I’d just like to start off with two housekeeping things. One, I’ve been labeling all my journal pages since January 1st as 2013. It is rather disappointing to find this out and have to make ugly scratch marks to correct the year to 2014. Also, please observe the photo attached to this blog post. This is a sneak peek at all of the crazy ideas that I am going to try and impose on my resilient boss, Tony Sheng. But hey, he’s the king of crazy ideas. (Disclaimer: All things are not actually possible through the Ember Cast. Don’t try this at home. But all things ARE possible through Him. Word.)
Speaking of crazy ideas, in the 2nd section of The Forgotten Ways, Hirsch begins brainstorming exactly what forms the DNA of the “Apostolic Genius,” or the new yet ancient way of missions that has made God’s people the most transformative people in history. If we look at the “ancient” part of the equation, we see a force that is catalyzing, moving, and changing every single day. The church described in the New Testament was radical. These disciples had crazy ideas. This movement was spreading fast and it was transforming individuals and communities from the inside out. This is Apostolic Genius. It is composed of many parts, and Hirsch insists that it is still possible today.
He mentions one example of Apostolic Genius being alive in today’s society. It is called the Church Multiplication Associates (CMA). I was expecting his example to come in the form of a small church begun on the economic fringe of a 3rd world country. No. CMA was actually founded in the United States and spread outward. Wait a second. In the scheme of the world, the United States is not the “fringe” as I was thinking of it before. Then I thought again. Turns out, Tony Sheng was right again. When Hirsch says “fringe,” he doesn’t mean just the economic fringe. The fringe seems to be the group of people who just happen to have the most fertile soil, ready for the gospel to be planted, because for whatever reason, they are desperate. Whether that be the girl at school who sits by herself and has no one to call a true friend, or the poorest of the poor, struggling to get their next meal, or the man who has exercised all other options (wealth, power, fame) and yet still has not found true joy. These people are willing to listen to the gospel. They are ready for the love of Jesus Christ to transform their lives. This is the fringe. And from the fringe, the gospel movement can explode. Awesome.

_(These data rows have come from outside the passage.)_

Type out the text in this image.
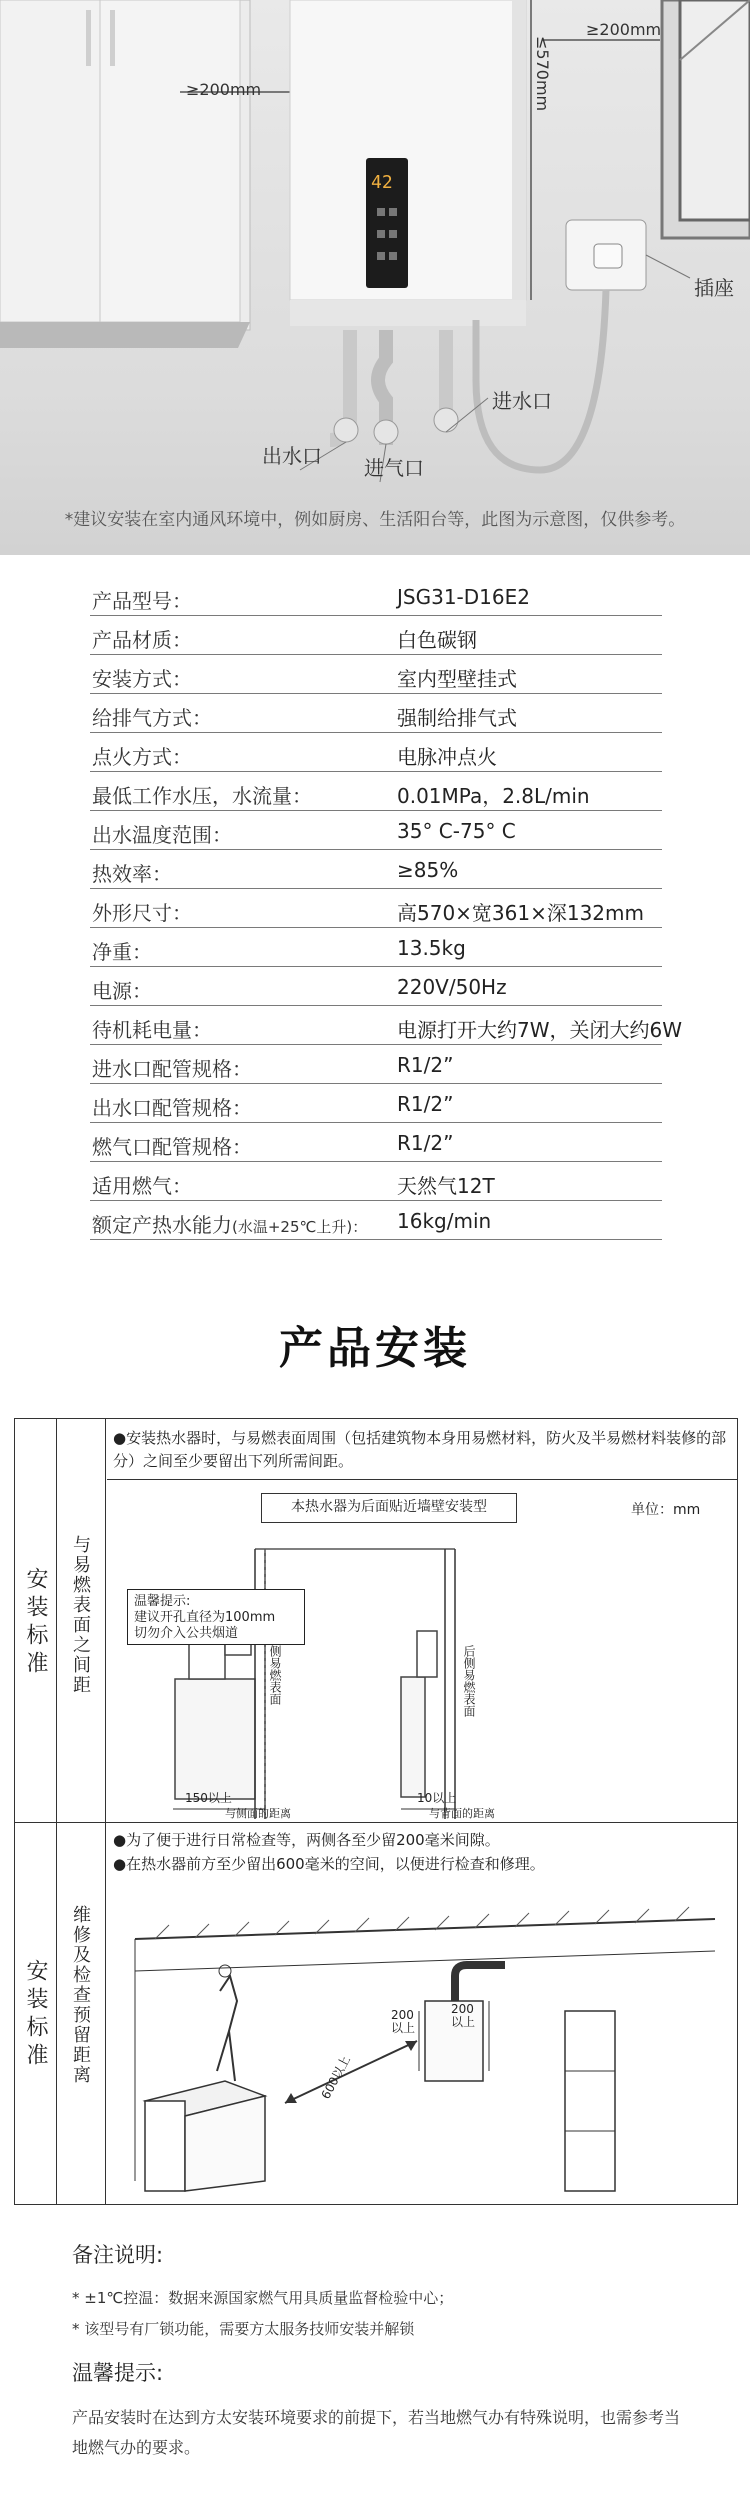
≥200mm	≤570mm
≥200mm
42
出水口 进气口
进水口
插座
*建议安装在室内通风环境中，例如厨房、生活阳台等，此图为示意图，仅供参考。
产品型号：	JSG31-D16E2
产品材质：	白色碳钢
安装方式：	室内型壁挂式
给排气方式：	强制给排气式
点火方式：	电脉冲点火
最低工作水压，水流量：	0.01MPa，2.8L/min
出水温度范围：	35° C-75° C
热效率：	≥85%
外形尺寸：	高570×宽361×深132mm
净重：	13.5kg
电源：	220V/50Hz
待机耗电量：	电源打开大约7W，关闭大约6W
进水口配管规格：	R1/2”
出水口配管规格：	R1/2”
燃气口配管规格：	R1/2”
适用燃气：	天然气12T
额定产热水能力(水温+25℃上升)： 16kg/min
产品安装
安装标准 与易燃表面之间距
●安装热水器时，与易燃表面周围（包括建筑物本身用易燃材料，防火及半易燃材料装修的部分）之间至少要留出下列所需间距。
本热水器为后面贴近墙壁安装型	单位：mm
温馨提示:
建议开孔直径为100mm
切勿介入公共烟道
侧易燃表面	后侧易燃表面
150以上	10以上
与侧面的距离	与背面的距离
安装标准 维修及检查预留距离
●为了便于进行日常检查等，两侧各至少留200毫米间隙。
●在热水器前方至少留出600毫米的空间，以便进行检查和修理。
200以上
200以上
600以上
备注说明:
* ±1℃控温：数据来源国家燃气用具质量监督检验中心；
* 该型号有厂锁功能，需要方太服务技师安装并解锁
温馨提示:
产品安装时在达到方太安装环境要求的前提下，若当地燃气办有特殊说明，也需参考当地燃气办的要求。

Back to the book. Hirsch begins to lay out a basic diagram for the various parts and aspects of Apostolic Genius. Not surprisingly, the idea and belief that Jesus is Lord lies at the heart of it all. Without this core, there will be no transformations. There will be no movements. We need to remember always that Jesus is Lord and He loved us enough to die for us and all our sins. Wow. That never loses its power, huh? The five main ideas surrounding “Jesus is Lord” are, in no particular order: Missional-Incarnational Impulse; Disciple Making; Communitas, Not Community; Organic Systems; and Apostolic Environment. That is the DNA. I can’t wait to keep reading and find out what all of these things entail. Hirsch seems to be on to something here.